4. La ricerca dell’espressività
Il lettore non è un attore, uno speaker televisivo o un fabulatore. Il lettore è un buon
annunciatore che porge la parola di un Altro ai suoi fratelli credenti affinché questa parola,
attraverso l’apparato acustico, penetri nella mente, smuova gli affetti e promuova uno stile di
vita rinnovato. Questo significa che la sua lettura deve essere inespressiva? No, anzi è vero il
contrario. Solo una comunicazione espressiva trasmette un testo che diventa comprensibile.
Anzi, quando la comunicazione non è espressiva, si può quasi scommettere che il lettore non
sta capendo lui per primo quello che proclama.

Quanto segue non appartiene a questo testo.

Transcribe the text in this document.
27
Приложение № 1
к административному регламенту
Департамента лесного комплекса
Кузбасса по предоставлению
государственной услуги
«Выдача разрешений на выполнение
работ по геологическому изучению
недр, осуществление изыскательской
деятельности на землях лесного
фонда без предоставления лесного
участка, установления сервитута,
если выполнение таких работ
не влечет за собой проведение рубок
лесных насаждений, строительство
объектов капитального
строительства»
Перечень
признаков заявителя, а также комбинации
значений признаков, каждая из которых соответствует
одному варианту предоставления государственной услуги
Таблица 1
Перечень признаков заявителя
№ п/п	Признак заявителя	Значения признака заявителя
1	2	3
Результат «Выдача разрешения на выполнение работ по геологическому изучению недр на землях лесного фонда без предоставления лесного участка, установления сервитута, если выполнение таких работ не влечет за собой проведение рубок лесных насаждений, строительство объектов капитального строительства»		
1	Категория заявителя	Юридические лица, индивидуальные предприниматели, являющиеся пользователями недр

Il primo elemento da valorizzare per una lettura espressiva è dato dal tono della voce. Il tono
definisce l’intenzione del lettore, che sale e scende di intensità a secondo dei passaggi del
testo: se il testo vuole trasmettere allegria o tristezza, timore o fiducia, minaccia o
incoraggiamento lo si capirà dal tono di voce usato, dall’enfasi o meno attribuita a un
passaggio, dall’appoggio dato a una parola piuttosto che a un’altra. Proviamo a leggere questa
semplice frase: Perché non vai alla riunione? Diverso è se io pongo l’accento sul perché (la
causa del tuo non andare), sul vai (il verbo) o sulla riunione (il termine). Il secondo è dato dal
volume della voce. In genere, nella lettura in pubblico si dovrebbe parlare con un volume più
alto di quello che si usa nella comune conversazione. Inoltre bisognerebbe parlare spingendo
la voce «in avanti», non trattenendo il suono della voce in fondo alla gola, ma proiettandolo
lontano come quando si chiama qualcuno che è distante. All’interno di questo criterio
generale, sta poi la modulazione del volume. Un passaggio più intimo e raccolto, smorzerà il
volume, mentre la descrizione incalzante lo eleverà progressivamente. La forza del volume va
quindi utilizzata e dosata in funzione dell’espressività e non come un valore in sé. Volume
alto non significa per ciò stesso «alta qualità». Il terzo e ultimo elemento da valorizzare è il
silenzio delle pause, degli stacchi espressivi, delle sospensioni. La parola vive in un corpo a
corpo con il silenzio. Il silenzio rafforza la parola e la parola riposa nel silenzio. Il dinamismo
parola silenzio rende espressiva la lettura, ma solo chi sa gestire la punteggiatura avrà lo
strumento adatto per gestire al meglio il dinamismo parola silenzio. Una nota particolare
merita la differenza tra il punto (e il punto e virgola) e la virgola. Mentre il primo ferma e
interrompe il flusso del discorso, creando una vera e propria pausa, la virgola ha il compito di
rilanciarlo, pur evidenziando una brevissima sospensione.